GM seems to have recovered from its financial turmoil and this year reclaimed its position as the largest automobile manufacturer in the United States. However, even the billion-dollar quarterly profit margins for GM did not translate into a willingness to settle the small claims of ASOTRECOL members. The first week of the hunger strike, GM attended a mediation session with representatives from the International Labor Organization, the Office of Inspector General, and the Ministry of Labor, but walked out on the first day. GM did not even stay at the negotiating table long enough to initiate a dialogue with ASOTRECOL.
The U.S. government has remained silent on GM’s situation as well, despite its pledges to support labor rights in the Colombia. The United States walked a tight rope this past year as the Obama administration tried to convince Congress to pass a free trade agreement (FTA) with the South American country. Signed by the Bush administration, the FTA stalled for years in Congress due to concerns over the country’s abysmal labor rights record. According to journalist Garry Leech, almost 75 percent of the world’s union leaders killed in the last 20 years were Colombian, and less than 5 percent of these killings have resulted in a conviction for the perpetrators. In 2011, out of 76 union leaders killed globally, 29 were Colombian.

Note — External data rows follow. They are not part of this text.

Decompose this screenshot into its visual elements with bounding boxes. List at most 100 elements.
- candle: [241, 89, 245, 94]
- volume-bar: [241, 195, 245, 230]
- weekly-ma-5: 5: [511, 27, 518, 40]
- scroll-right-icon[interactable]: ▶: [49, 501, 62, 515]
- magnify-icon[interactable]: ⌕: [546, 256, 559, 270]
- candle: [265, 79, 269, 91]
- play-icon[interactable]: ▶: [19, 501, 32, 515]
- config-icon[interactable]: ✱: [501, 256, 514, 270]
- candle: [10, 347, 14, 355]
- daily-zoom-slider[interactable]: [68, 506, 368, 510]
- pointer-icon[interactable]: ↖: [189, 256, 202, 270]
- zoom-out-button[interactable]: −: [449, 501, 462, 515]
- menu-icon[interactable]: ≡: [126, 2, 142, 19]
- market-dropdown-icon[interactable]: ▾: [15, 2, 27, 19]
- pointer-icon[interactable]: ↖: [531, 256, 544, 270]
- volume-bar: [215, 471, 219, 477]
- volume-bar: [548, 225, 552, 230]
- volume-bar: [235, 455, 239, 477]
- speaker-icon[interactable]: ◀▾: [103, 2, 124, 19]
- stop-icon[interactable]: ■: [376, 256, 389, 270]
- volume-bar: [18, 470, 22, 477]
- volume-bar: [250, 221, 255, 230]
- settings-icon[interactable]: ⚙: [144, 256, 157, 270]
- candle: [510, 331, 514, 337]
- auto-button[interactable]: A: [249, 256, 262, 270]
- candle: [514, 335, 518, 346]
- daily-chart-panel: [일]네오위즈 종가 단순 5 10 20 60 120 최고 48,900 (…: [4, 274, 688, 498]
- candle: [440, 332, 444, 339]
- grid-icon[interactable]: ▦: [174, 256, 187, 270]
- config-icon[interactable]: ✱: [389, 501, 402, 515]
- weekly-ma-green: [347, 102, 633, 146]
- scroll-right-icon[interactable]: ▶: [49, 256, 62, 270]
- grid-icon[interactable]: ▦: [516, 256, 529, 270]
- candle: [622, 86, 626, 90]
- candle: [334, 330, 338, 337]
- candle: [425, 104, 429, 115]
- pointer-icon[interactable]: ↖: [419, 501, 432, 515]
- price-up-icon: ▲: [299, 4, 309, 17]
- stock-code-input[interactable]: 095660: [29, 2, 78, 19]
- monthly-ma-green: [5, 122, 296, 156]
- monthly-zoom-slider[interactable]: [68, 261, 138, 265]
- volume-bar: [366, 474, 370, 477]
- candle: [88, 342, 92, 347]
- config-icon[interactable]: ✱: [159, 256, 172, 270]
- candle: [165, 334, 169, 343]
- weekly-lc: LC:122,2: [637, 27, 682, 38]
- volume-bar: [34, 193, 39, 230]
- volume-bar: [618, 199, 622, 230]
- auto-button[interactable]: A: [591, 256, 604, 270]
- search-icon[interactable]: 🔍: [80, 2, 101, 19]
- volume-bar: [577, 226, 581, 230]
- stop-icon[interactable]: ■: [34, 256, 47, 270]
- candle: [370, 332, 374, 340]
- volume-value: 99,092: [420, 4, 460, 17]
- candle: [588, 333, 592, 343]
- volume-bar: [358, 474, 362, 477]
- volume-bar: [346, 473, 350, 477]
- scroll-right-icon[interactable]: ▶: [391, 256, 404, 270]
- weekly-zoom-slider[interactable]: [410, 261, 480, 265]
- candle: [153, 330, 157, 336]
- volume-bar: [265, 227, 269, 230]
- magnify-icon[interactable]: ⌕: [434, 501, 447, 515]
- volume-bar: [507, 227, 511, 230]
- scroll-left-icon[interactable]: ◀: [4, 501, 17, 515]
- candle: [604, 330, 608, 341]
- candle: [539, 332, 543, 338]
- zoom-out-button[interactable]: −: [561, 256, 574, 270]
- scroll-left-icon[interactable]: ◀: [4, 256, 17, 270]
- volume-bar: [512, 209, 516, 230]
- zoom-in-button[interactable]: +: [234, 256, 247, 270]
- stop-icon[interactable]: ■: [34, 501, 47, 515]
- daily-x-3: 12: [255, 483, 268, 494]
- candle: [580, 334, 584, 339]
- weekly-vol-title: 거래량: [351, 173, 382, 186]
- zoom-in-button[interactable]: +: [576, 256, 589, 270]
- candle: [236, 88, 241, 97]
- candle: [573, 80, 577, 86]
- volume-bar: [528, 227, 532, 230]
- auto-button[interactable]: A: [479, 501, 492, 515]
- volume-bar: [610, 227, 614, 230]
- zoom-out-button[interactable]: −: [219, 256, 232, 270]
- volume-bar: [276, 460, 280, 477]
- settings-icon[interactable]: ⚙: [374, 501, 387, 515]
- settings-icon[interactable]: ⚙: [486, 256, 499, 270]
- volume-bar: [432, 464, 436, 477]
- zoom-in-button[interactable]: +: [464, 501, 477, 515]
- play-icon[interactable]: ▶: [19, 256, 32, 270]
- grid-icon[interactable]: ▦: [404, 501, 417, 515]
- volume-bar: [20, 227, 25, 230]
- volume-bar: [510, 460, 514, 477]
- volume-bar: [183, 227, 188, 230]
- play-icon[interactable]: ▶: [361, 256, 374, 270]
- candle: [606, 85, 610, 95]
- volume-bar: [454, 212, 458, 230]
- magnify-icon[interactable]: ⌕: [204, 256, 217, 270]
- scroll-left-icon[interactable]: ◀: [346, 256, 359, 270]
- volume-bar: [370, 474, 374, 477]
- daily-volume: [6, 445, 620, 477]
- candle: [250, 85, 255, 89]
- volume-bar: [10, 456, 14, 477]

Despite Colombia’s record as the “most dangerous country in the world to be a unionist,” the U.S. government passed the FTA, which went into effect in May 2012. The countries implemented an “Action Plan for Labor Rights” to provide enhanced protection for Colombia’s most at-risk industries. Still, seven unionists have been killed in Colombia this year, and many more have received death threats.
ASOTRECOL is a case in point for labor rights violations in Colombia. The situation of these workers is all the more deplorable given the U.S. government’s promises to protect labor leaders while at the same time remaining one of GM’s largest shareholders. Although ASOTRECOL’s case is little-known in the United States, U.S. taxpayers are de facto GM shareholders. The U.S. government should recognize its two-sided stance on this case and pressure GM to stop ignoring these workers before they die of starvation. Mr. Parra and other fired workers’ resolve in their hunger strike is evident. “We must reclaim our rights and demand an end to the human rights violations committed by General Motors. GM must answer for its actions and what they have done to us,” concluded Parra. “If necessary, we are willing to die fighting for justice.”